My mom had to have a surgery on her knee last spring. Something the doctor said when explaining how the surgery had gone prompted her to call and ask me if she could set an appointment to see her orthopedic surgeon. I finally gave in and said yes. After taking my last two finals of the semester, and running on three hours of sleep, I made the trek to Bountiful from Provo and met my mom at the doctor's office. After explaining what had gone on, the extremely nice PA said that while he didn't know what was wrong, he thought that nine years of pain was more than long enough to justify having surgery just to find out.

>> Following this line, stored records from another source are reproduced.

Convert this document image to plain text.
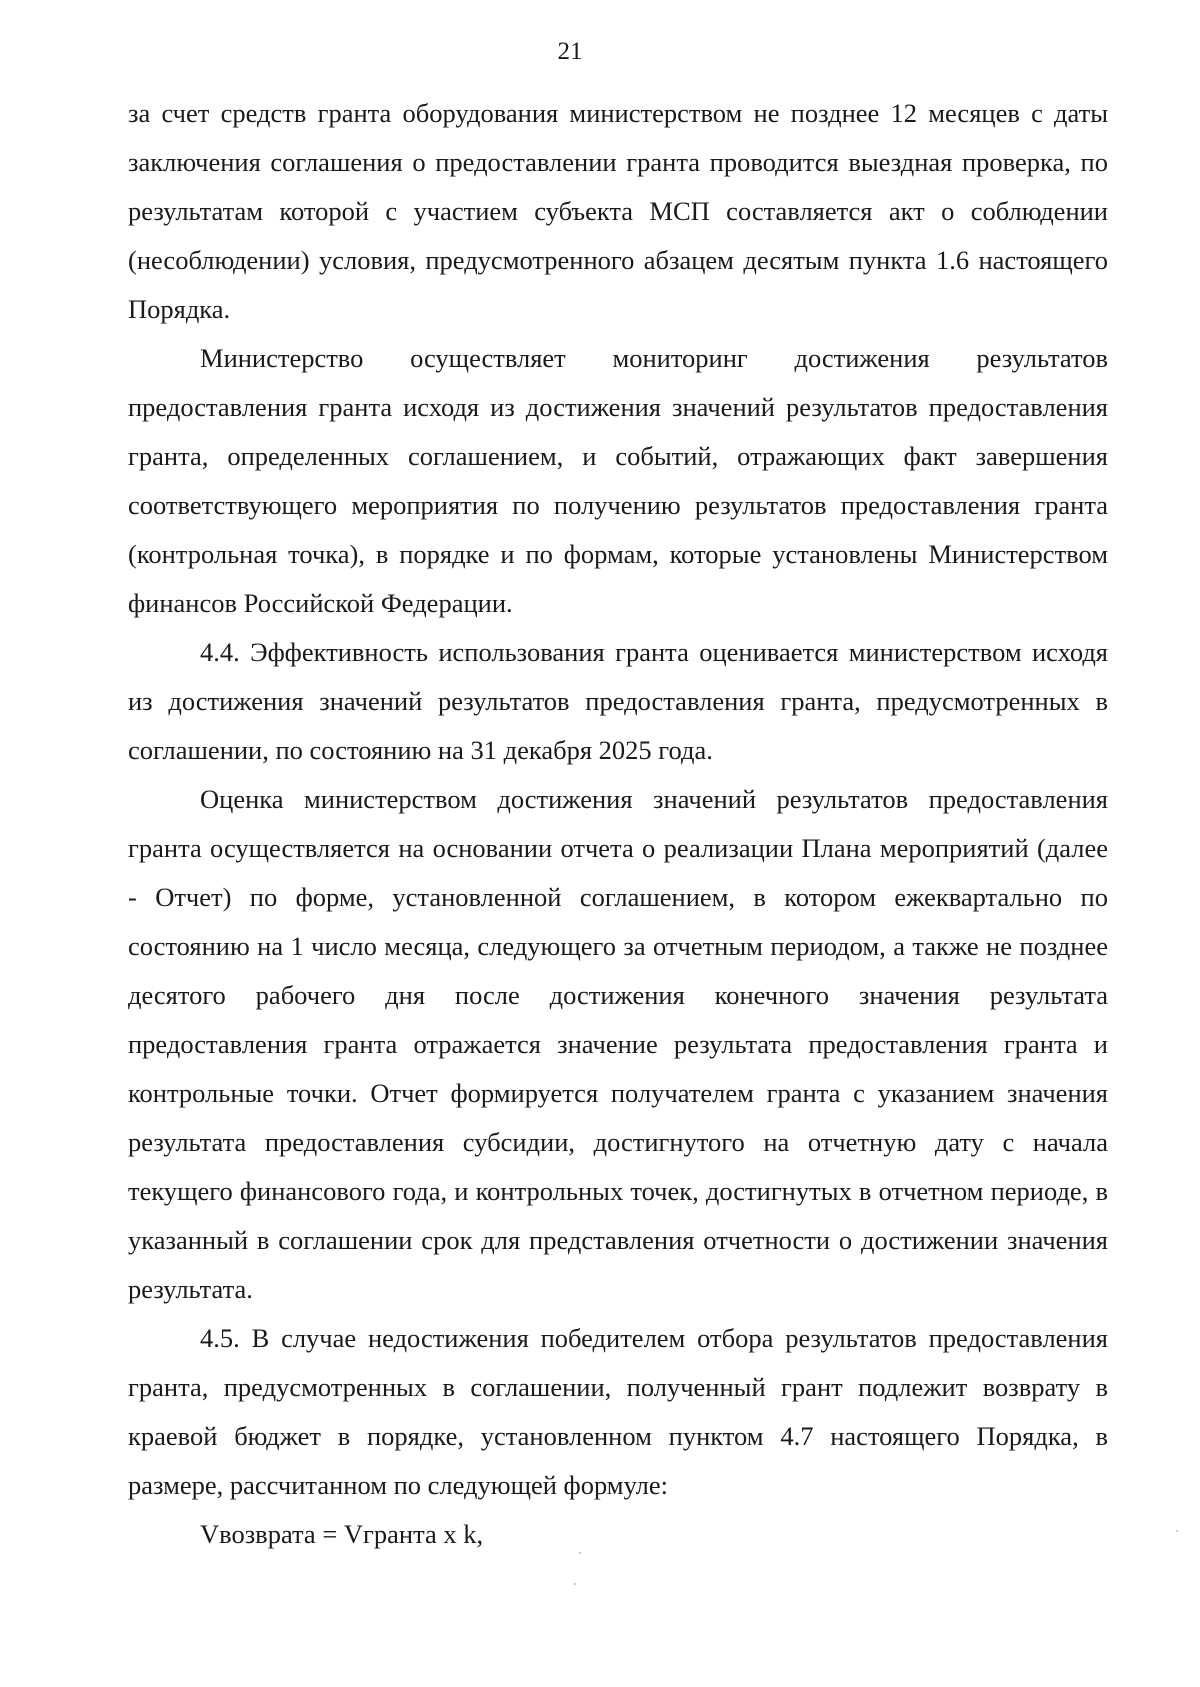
21

за счет средств гранта оборудования министерством не позднее 12 месяцев с даты заключения соглашения о предоставлении гранта проводится выездная проверка, по результатам которой с участием субъекта МСП составляется акт о соблюдении (несоблюдении) условия, предусмотренного абзацем десятым пункта 1.6 настоящего Порядка.

Министерство осуществляет мониторинг достижения результатов предоставления гранта исходя из достижения значений результатов предоставления гранта, определенных соглашением, и событий, отражающих факт завершения соответствующего мероприятия по получению результатов предоставления гранта (контрольная точка), в порядке и по формам, которые установлены Министерством финансов Российской Федерации.

4.4. Эффективность использования гранта оценивается министерством исходя из достижения значений результатов предоставления гранта, предусмотренных в соглашении, по состоянию на 31 декабря 2025 года.

Оценка министерством достижения значений результатов предоставления гранта осуществляется на основании отчета о реализации Плана мероприятий (далее - Отчет) по форме, установленной соглашением, в котором ежеквартально по состоянию на 1 число месяца, следующего за отчетным периодом, а также не позднее десятого рабочего дня после достижения конечного значения результата предоставления гранта отражается значение результата предоставления гранта и контрольные точки. Отчет формируется получателем гранта с указанием значения результата предоставления субсидии, достигнутого на отчетную дату с начала текущего финансового года, и контрольных точек, достигнутых в отчетном периоде, в указанный в соглашении срок для представления отчетности о достижении значения результата.

4.5. В случае недостижения победителем отбора результатов предоставления гранта, предусмотренных в соглашении, полученный грант подлежит возврату в краевой бюджет в порядке, установленном пунктом 4.7 настоящего Порядка, в размере, рассчитанном по следующей формуле:

Vвозврата = Vгранта x k,
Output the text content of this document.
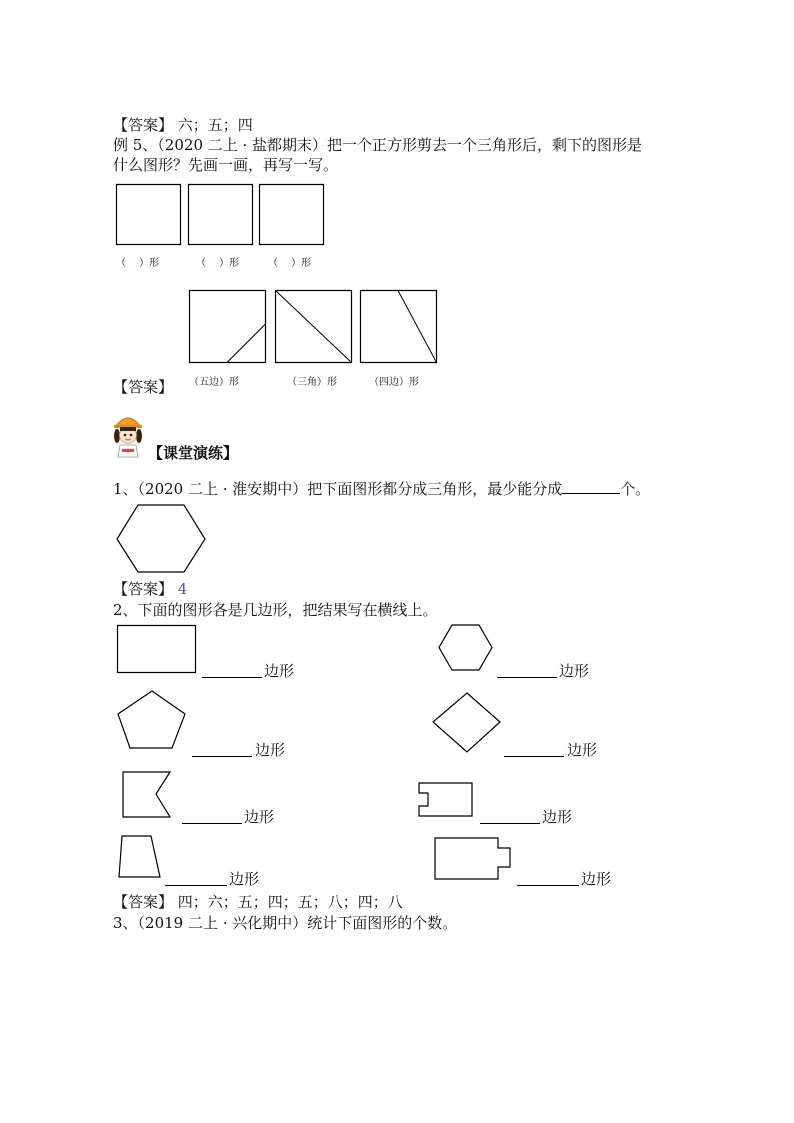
【答案】 六；五；四
例 5、（2020 二上 · 盐都期末）把一个正方形剪去一个三角形后，剩下的图形是
什么图形？先画一画，再写一写。
（　 ）形	（　 ）形	（　 ）形
【答案】 （五边）形	（三角）形	（四边）形
【课堂演练】
1、（2020 二上 · 淮安期中）把下面图形都分成三角形，最少能分成	个。
【答案】 4
2、下面的图形各是几边形，把结果写在横线上。
边形	边形
边形	边形
边形	边形
边形	边形
【答案】 四；六；五；四；五；八；四；八
3、（2019 二上 · 兴化期中）统计下面图形的个数。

So I changed my summer plans, made the appointment and a week later had the surgery on my right knee. And then in August I had the same thing done to my left knee. Since my kneecaps were on the farthest edge of where they were supposed to be, the surgeon did what is called a lateral release on me, meaning that they took one of the muscles controlling where my kneecap goes, detached it from the bone, slid my kneecap back over to where it is supposed to go, and then reattached the muscle. The worst part was building back up the muscle in my leg that was completely destroyed in the process.
While I had to go to hours of physical therapy and I still have days when the pain hits, it was all worth it because, you see, I can dance again. I am dancing again. I was terrified to start and I still don't have the range of motion in my knees that normal people have, I don't care.
I get to feel the music as it passes through me and causes my body to move without any conscious thought on my part. I get to explore my world again as I find new ways to move through it. I get to find myself again by allowing movement to become my expression.
I get to love again, in a way that, after that sorrowful December night, I never thought I would again.